With higher tariffs still looming, markets fret about Trump’s debt-busting budget

(Originally published May 22 in “What in the World“) Markets fell amid rising concerns about Trump’s plan to increase the U.S. government’s budget deficit.

Trump on Tuesday went to Capitol Hill to personally threaten Republican holdouts to approve his budget package, which will cut taxes more than benefits, resulting in nearly $3 trillion in additional deficits through 2034. The prospect of further increases in the U.S. government’s $36 trillion in debt prompted Moody’s last week to become the last of the three big credit ratings agencies to drop its top rating on U.S. government creditworthiness. The S&P500 fell 1.6% Wednesday but is now down only about 2.5% from Trump’s inauguration as investors continue to cling to the bet that his pause 90-day pauses on imposing higher, “reciprocal” tariffs has skirted the risk of recession.

But not stagflation.
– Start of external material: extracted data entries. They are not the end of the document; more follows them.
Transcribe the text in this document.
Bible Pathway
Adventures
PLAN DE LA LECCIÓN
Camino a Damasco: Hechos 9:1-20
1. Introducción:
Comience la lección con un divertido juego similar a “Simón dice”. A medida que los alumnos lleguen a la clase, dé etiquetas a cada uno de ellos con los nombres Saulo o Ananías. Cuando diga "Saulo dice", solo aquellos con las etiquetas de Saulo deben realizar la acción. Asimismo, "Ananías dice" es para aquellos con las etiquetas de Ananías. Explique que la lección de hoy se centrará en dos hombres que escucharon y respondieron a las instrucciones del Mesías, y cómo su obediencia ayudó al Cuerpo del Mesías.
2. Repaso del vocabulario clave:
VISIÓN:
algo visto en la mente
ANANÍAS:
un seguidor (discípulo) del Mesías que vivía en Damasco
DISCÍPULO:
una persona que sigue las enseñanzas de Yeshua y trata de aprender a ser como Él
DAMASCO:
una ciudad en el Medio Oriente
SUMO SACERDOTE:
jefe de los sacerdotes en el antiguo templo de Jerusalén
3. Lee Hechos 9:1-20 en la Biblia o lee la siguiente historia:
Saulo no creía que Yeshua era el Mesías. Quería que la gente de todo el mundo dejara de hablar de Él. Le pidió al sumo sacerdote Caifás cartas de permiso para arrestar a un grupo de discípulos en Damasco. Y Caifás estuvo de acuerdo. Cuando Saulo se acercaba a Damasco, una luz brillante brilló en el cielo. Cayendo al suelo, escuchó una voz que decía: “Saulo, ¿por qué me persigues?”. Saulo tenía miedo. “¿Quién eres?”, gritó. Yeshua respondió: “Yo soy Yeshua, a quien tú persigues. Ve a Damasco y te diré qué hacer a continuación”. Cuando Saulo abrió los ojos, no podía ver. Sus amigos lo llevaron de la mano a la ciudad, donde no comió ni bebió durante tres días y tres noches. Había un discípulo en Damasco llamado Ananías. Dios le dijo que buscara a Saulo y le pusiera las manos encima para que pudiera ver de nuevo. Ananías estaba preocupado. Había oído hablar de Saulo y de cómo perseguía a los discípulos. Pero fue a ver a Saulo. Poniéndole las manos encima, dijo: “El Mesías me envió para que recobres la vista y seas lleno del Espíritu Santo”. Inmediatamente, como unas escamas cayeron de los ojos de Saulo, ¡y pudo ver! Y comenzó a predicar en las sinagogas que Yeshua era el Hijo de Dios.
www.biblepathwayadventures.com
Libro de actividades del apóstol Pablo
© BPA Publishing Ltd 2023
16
Investors are worried that, with Trump pushing to keep the government spending more than it takes in, inflation will remain too high for the Federal Reserve to cut rates and offset the impact of his growth-killing policies on health, immigration, research, and trade. That is making lending the U.S. government money a riskier proposition. This was reflected in weaker-than-anticipated demand for new 20-year bonds at a Treasury auction Wednesday.

As a result, the gap between what it costs the government to borrow short-term and what it must pay investors for to borrow over a longer period—known as the “term premium” is growing.

But uncertainty about what crazy thing Trump might do next (like take the two leading U.S. mortgage security agencies public) is keeping rates from falling for short-term bonds with maturities of less than a year, better known as Treasury bills. The result is a deepening inversion of the U.S. Treasury yield curve, with yields falling farthest in 3-year Treasuries as short-term uncertainty and long-term risk rises.

More Americans are cutting their Trump policy risk by moving out of the U.S. altogether. While many are moving to Europe, and Switzerland in particular, many of those with $3 million to invest are applying for new, cheaper, visas to live in New Zealand.

The weather is getting wetter and, at the same time, drier. The folks at Climate Central have released a new study that shows that the number of hot, dry, and windy days that constitute “fire season”—i.e. the conditions conducive to wildfires—has been climbing in the U.S. for the past 25 years. The most dramatic increase took place in the Northwest, where the number of “fire weather” days in a year more than tripled between 1973 and 2024, rising by nine days to an average of 13 days a year. Eight of these additional fire weather days take place in Spring, which is when the study found most the increases are taking place.

That may not add up to a lot of fire weather days to worry about. But the second-most dramatic increase took place in the Southwest, a region already known for its hot, dry, windy weather. There, the number of fire weather days also tripled, to 55 days a year, almost half of them in the Spring.

Climate Central is the same group that last month warned that U.S. cities are getting rainier. It said hourly rainfall intensity in 130 of 144 U.S. cities had climbed by an average of 15% since 1970 as climate change’s rising temperatures pull more moisture into the atmosphere to fall back to earth as rain. Except when it doesn’t, and then wildfires erupt.